Pork, Sweet Pepper and Cabbage Stew
Course:
DINNER
Seasonal Event:
Christmas
Yield:
Servings: 4
Time:
1 Hour (25 Minutes Active)
INGREDIENTS:
- 2 tablespoons extra-virgin olive oil, plus more to serve
- 1 pound green cabbage (1 small head), cored and cut into 1-inch ribbons
- ¼ cup tomato paste
- 2 pounds boneless pork shoulder, trimmed and cut into 1-inch chunks
- 1 small yellow onion, grated on the large holes of a box grater
- 1 red bell pepper or orange bell pepper, stemmed, seeded and thinly sliced
- 1 tablespoon honey, plus more to serve
- Kosher salt and ground black pepper
DIRECTIONS:
- In a large dutch oven, heat the oil until shimmering.

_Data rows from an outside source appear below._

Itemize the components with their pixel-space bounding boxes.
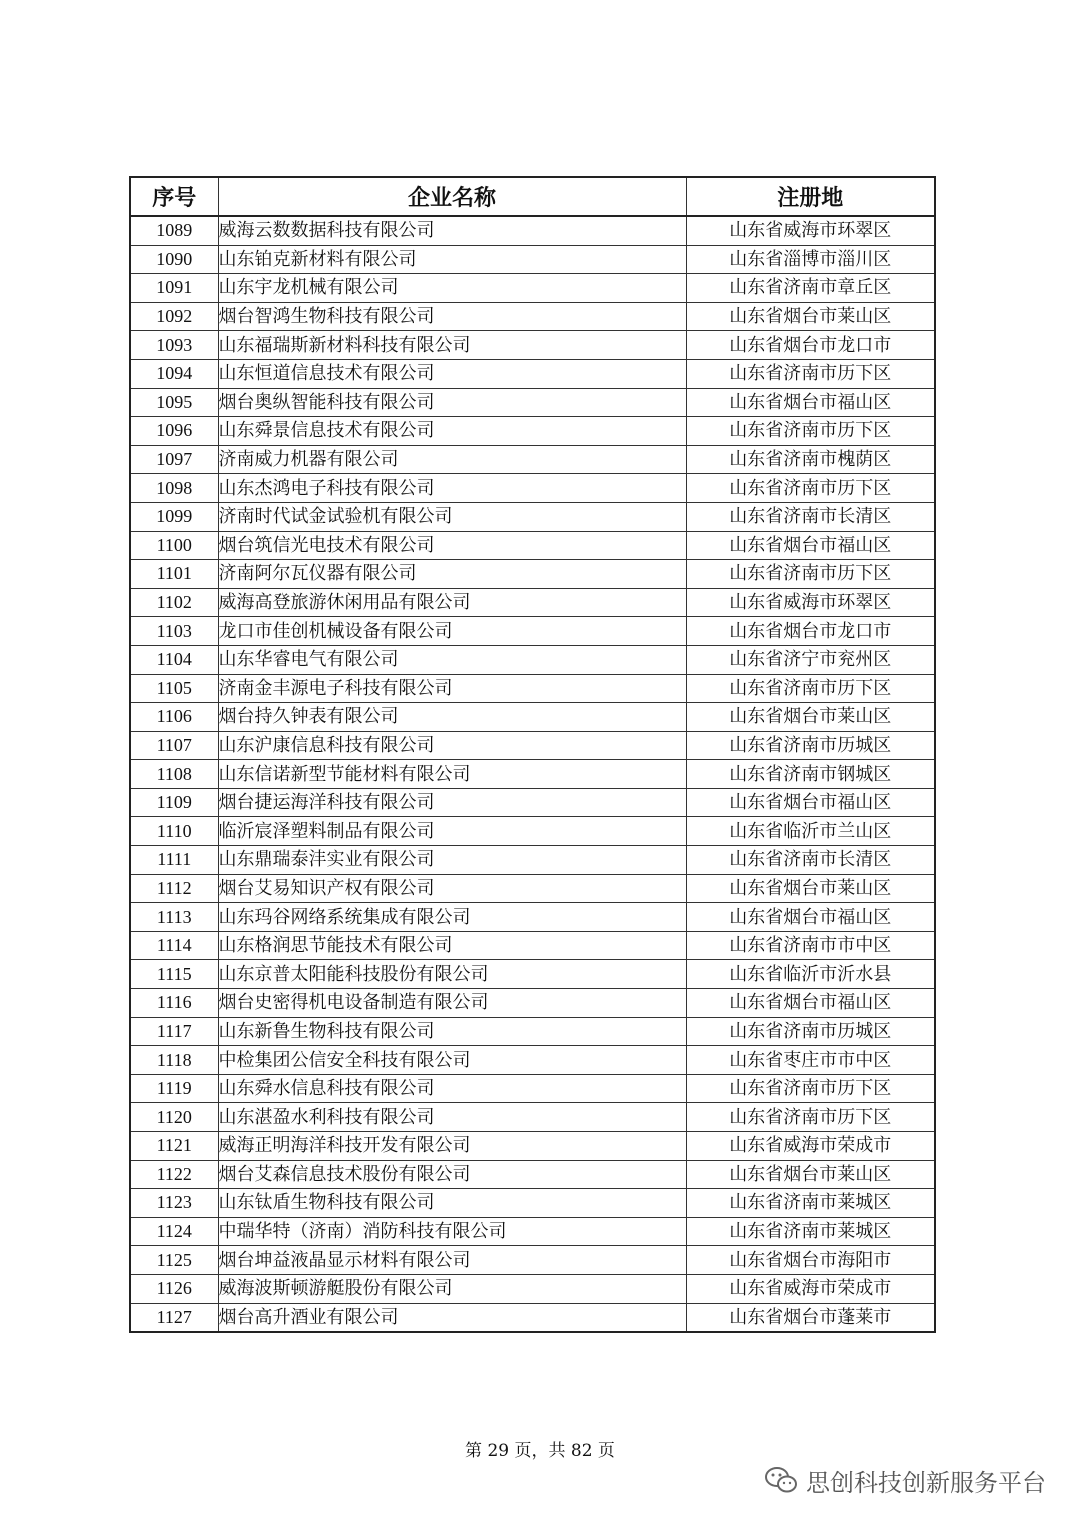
table-row <box>130 817 935 846</box>
table-row <box>130 989 935 1018</box>
cell-company-name: 山东沪康信息科技有限公司 <box>218 731 686 760</box>
cell-serial-number: 1109 <box>130 788 218 817</box>
cell-registered-location: 山东省威海市荣成市 <box>686 1274 935 1303</box>
table-row <box>130 274 935 303</box>
cell-registered-location: 山东省烟台市龙口市 <box>686 331 935 360</box>
table-row <box>130 388 935 417</box>
cell-serial-number: 1111 <box>130 846 218 875</box>
cell-registered-location: 山东省烟台市福山区 <box>686 903 935 932</box>
table-row <box>130 1246 935 1275</box>
cell-serial-number: 1101 <box>130 560 218 589</box>
cell-company-name: 烟台艾森信息技术股份有限公司 <box>218 1160 686 1189</box>
table-row <box>130 731 935 760</box>
cell-serial-number: 1108 <box>130 760 218 789</box>
cell-serial-number: 1089 <box>130 216 218 245</box>
cell-company-name: 中瑞华特（济南）消防科技有限公司 <box>218 1217 686 1246</box>
cell-serial-number: 1122 <box>130 1160 218 1189</box>
cell-registered-location: 山东省烟台市莱山区 <box>686 874 935 903</box>
cell-serial-number: 1123 <box>130 1189 218 1218</box>
cell-company-name: 山东福瑞斯新材料科技有限公司 <box>218 331 686 360</box>
page-number: 第 29 页，共 82 页 <box>465 1441 615 1461</box>
cell-registered-location: 山东省威海市环翠区 <box>686 216 935 245</box>
table-row <box>130 617 935 646</box>
cell-registered-location: 山东省烟台市莱山区 <box>686 703 935 732</box>
header-registered-location: 注册地 <box>686 177 935 216</box>
cell-serial-number: 1115 <box>130 960 218 989</box>
cell-registered-location: 山东省济南市长清区 <box>686 502 935 531</box>
cell-company-name: 烟台智鸿生物科技有限公司 <box>218 302 686 331</box>
cell-serial-number: 1092 <box>130 302 218 331</box>
table-row <box>130 216 935 245</box>
cell-registered-location: 山东省烟台市龙口市 <box>686 617 935 646</box>
cell-company-name: 烟台筑信光电技术有限公司 <box>218 531 686 560</box>
cell-registered-location: 山东省济宁市兖州区 <box>686 645 935 674</box>
cell-registered-location: 山东省济南市历下区 <box>686 674 935 703</box>
cell-registered-location: 山东省临沂市兰山区 <box>686 817 935 846</box>
table-row <box>130 1303 935 1332</box>
cell-registered-location: 山东省烟台市海阳市 <box>686 1246 935 1275</box>
table-row <box>130 1046 935 1075</box>
table-row <box>130 245 935 274</box>
cell-registered-location: 山东省烟台市莱山区 <box>686 302 935 331</box>
cell-serial-number: 1106 <box>130 703 218 732</box>
table-row <box>130 1103 935 1132</box>
cell-company-name: 济南金丰源电子科技有限公司 <box>218 674 686 703</box>
table-row <box>130 560 935 589</box>
cell-company-name: 威海正明海洋科技开发有限公司 <box>218 1132 686 1161</box>
cell-company-name: 济南阿尔瓦仪器有限公司 <box>218 560 686 589</box>
table-row <box>130 903 935 932</box>
cell-company-name: 威海云数数据科技有限公司 <box>218 216 686 245</box>
cell-company-name: 济南时代试金试验机有限公司 <box>218 502 686 531</box>
cell-company-name: 山东恒道信息技术有限公司 <box>218 359 686 388</box>
cell-serial-number: 1105 <box>130 674 218 703</box>
table-row <box>130 788 935 817</box>
cell-registered-location: 山东省济南市历下区 <box>686 560 935 589</box>
table-row <box>130 474 935 503</box>
cell-company-name: 烟台史密得机电设备制造有限公司 <box>218 989 686 1018</box>
cell-registered-location: 山东省济南市历下区 <box>686 1103 935 1132</box>
table-body <box>130 216 935 1332</box>
cell-registered-location: 山东省枣庄市市中区 <box>686 1046 935 1075</box>
header-serial-number: 序号 <box>130 177 218 216</box>
cell-serial-number: 1127 <box>130 1303 218 1332</box>
table-row <box>130 531 935 560</box>
cell-serial-number: 1096 <box>130 417 218 446</box>
cell-company-name: 山东信诺新型节能材料有限公司 <box>218 760 686 789</box>
cell-company-name: 山东新鲁生物科技有限公司 <box>218 1017 686 1046</box>
table-row <box>130 846 935 875</box>
table-row <box>130 417 935 446</box>
cell-serial-number: 1126 <box>130 1274 218 1303</box>
cell-serial-number: 1113 <box>130 903 218 932</box>
table-row <box>130 302 935 331</box>
cell-registered-location: 山东省济南市章丘区 <box>686 274 935 303</box>
table-row <box>130 1017 935 1046</box>
cell-serial-number: 1104 <box>130 645 218 674</box>
cell-registered-location: 山东省烟台市福山区 <box>686 388 935 417</box>
wechat-icon <box>764 1465 798 1495</box>
table-row <box>130 445 935 474</box>
cell-company-name: 烟台捷运海洋科技有限公司 <box>218 788 686 817</box>
cell-company-name: 烟台坤益液晶显示材料有限公司 <box>218 1246 686 1275</box>
cell-serial-number: 1124 <box>130 1217 218 1246</box>
cell-company-name: 山东舜水信息科技有限公司 <box>218 1074 686 1103</box>
cell-registered-location: 山东省济南市槐荫区 <box>686 445 935 474</box>
cell-registered-location: 山东省济南市历下区 <box>686 417 935 446</box>
table-row <box>130 502 935 531</box>
cell-serial-number: 1091 <box>130 274 218 303</box>
cell-registered-location: 山东省济南市莱城区 <box>686 1189 935 1218</box>
cell-company-name: 临沂宸泽塑料制品有限公司 <box>218 817 686 846</box>
cell-registered-location: 山东省济南市莱城区 <box>686 1217 935 1246</box>
cell-company-name: 山东铂克新材料有限公司 <box>218 245 686 274</box>
cell-serial-number: 1100 <box>130 531 218 560</box>
cell-company-name: 烟台奥纵智能科技有限公司 <box>218 388 686 417</box>
cell-company-name: 山东杰鸿电子科技有限公司 <box>218 474 686 503</box>
cell-company-name: 烟台持久钟表有限公司 <box>218 703 686 732</box>
table-row <box>130 1132 935 1161</box>
cell-registered-location: 山东省济南市长清区 <box>686 846 935 875</box>
cell-serial-number: 1093 <box>130 331 218 360</box>
cell-company-name: 威海波斯顿游艇股份有限公司 <box>218 1274 686 1303</box>
cell-registered-location: 山东省烟台市福山区 <box>686 788 935 817</box>
cell-company-name: 龙口市佳创机械设备有限公司 <box>218 617 686 646</box>
cell-registered-location: 山东省淄博市淄川区 <box>686 245 935 274</box>
cell-serial-number: 1112 <box>130 874 218 903</box>
cell-serial-number: 1120 <box>130 1103 218 1132</box>
cell-company-name: 山东钛盾生物科技有限公司 <box>218 1189 686 1218</box>
cell-serial-number: 1114 <box>130 931 218 960</box>
table-row <box>130 331 935 360</box>
table-row <box>130 1074 935 1103</box>
cell-registered-location: 山东省济南市历城区 <box>686 1017 935 1046</box>
cell-registered-location: 山东省威海市荣成市 <box>686 1132 935 1161</box>
table-row <box>130 674 935 703</box>
cell-registered-location: 山东省济南市钢城区 <box>686 760 935 789</box>
cell-serial-number: 1117 <box>130 1017 218 1046</box>
cell-registered-location: 山东省济南市历城区 <box>686 731 935 760</box>
cell-company-name: 山东京普太阳能科技股份有限公司 <box>218 960 686 989</box>
cell-serial-number: 1118 <box>130 1046 218 1075</box>
cell-company-name: 烟台高升酒业有限公司 <box>218 1303 686 1332</box>
table-row <box>130 874 935 903</box>
cell-registered-location: 山东省烟台市福山区 <box>686 531 935 560</box>
cell-serial-number: 1099 <box>130 502 218 531</box>
cell-company-name: 山东鼎瑞泰沣实业有限公司 <box>218 846 686 875</box>
cell-serial-number: 1119 <box>130 1074 218 1103</box>
cell-registered-location: 山东省济南市历下区 <box>686 1074 935 1103</box>
cell-company-name: 山东华睿电气有限公司 <box>218 645 686 674</box>
cell-serial-number: 1094 <box>130 359 218 388</box>
cell-serial-number: 1102 <box>130 588 218 617</box>
cell-company-name: 山东舜景信息技术有限公司 <box>218 417 686 446</box>
cell-serial-number: 1097 <box>130 445 218 474</box>
cell-serial-number: 1121 <box>130 1132 218 1161</box>
cell-serial-number: 1125 <box>130 1246 218 1275</box>
table-header-row <box>130 177 935 216</box>
cell-registered-location: 山东省济南市历下区 <box>686 359 935 388</box>
watermark <box>764 1462 1046 1498</box>
cell-serial-number: 1110 <box>130 817 218 846</box>
cell-serial-number: 1116 <box>130 989 218 1018</box>
table-row <box>130 760 935 789</box>
cell-registered-location: 山东省烟台市蓬莱市 <box>686 1303 935 1332</box>
company-table <box>129 176 936 1333</box>
table-row <box>130 931 935 960</box>
cell-serial-number: 1103 <box>130 617 218 646</box>
table-row <box>130 1274 935 1303</box>
cell-registered-location: 山东省济南市历下区 <box>686 474 935 503</box>
cell-company-name: 济南威力机器有限公司 <box>218 445 686 474</box>
table-row <box>130 1217 935 1246</box>
cell-company-name: 山东湛盈水利科技有限公司 <box>218 1103 686 1132</box>
cell-company-name: 山东玛谷网络系统集成有限公司 <box>218 903 686 932</box>
cell-registered-location: 山东省临沂市沂水县 <box>686 960 935 989</box>
table-row <box>130 359 935 388</box>
cell-company-name: 烟台艾易知识产权有限公司 <box>218 874 686 903</box>
cell-company-name: 山东格润思节能技术有限公司 <box>218 931 686 960</box>
cell-company-name: 中检集团公信安全科技有限公司 <box>218 1046 686 1075</box>
cell-registered-location: 山东省济南市市中区 <box>686 931 935 960</box>
table-row <box>130 645 935 674</box>
table-row <box>130 1189 935 1218</box>
table-row <box>130 703 935 732</box>
cell-registered-location: 山东省威海市环翠区 <box>686 588 935 617</box>
cell-serial-number: 1107 <box>130 731 218 760</box>
table-row <box>130 960 935 989</box>
cell-registered-location: 山东省烟台市福山区 <box>686 989 935 1018</box>
header-company-name: 企业名称 <box>218 177 686 216</box>
watermark-text: 思创科技创新服务平台 <box>806 1468 1046 1497</box>
cell-serial-number: 1090 <box>130 245 218 274</box>
cell-serial-number: 1098 <box>130 474 218 503</box>
cell-registered-location: 山东省烟台市莱山区 <box>686 1160 935 1189</box>
cell-company-name: 威海高登旅游休闲用品有限公司 <box>218 588 686 617</box>
cell-company-name: 山东宇龙机械有限公司 <box>218 274 686 303</box>
cell-serial-number: 1095 <box>130 388 218 417</box>
table-row <box>130 588 935 617</box>
table-row <box>130 1160 935 1189</box>
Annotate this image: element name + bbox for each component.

- Add the cabbage and cook, stirring, until charred in spots. Add the tomato paste and cook, stirring, until it clings to the pot and browns.
- Add the pork, onion, bell pepper, honey, 2 cups water, and a generous pinch each of salt and pepper. Simmer, cover and cook, stirring occasionally, until the pork is tender, 30 to 40 minutes. Season with salt and pepper.
- Serve drizzled with additional oil and honey.
Optional garnish: chopped fresh oregano/ serve with garlicky braised greens and crusty bread.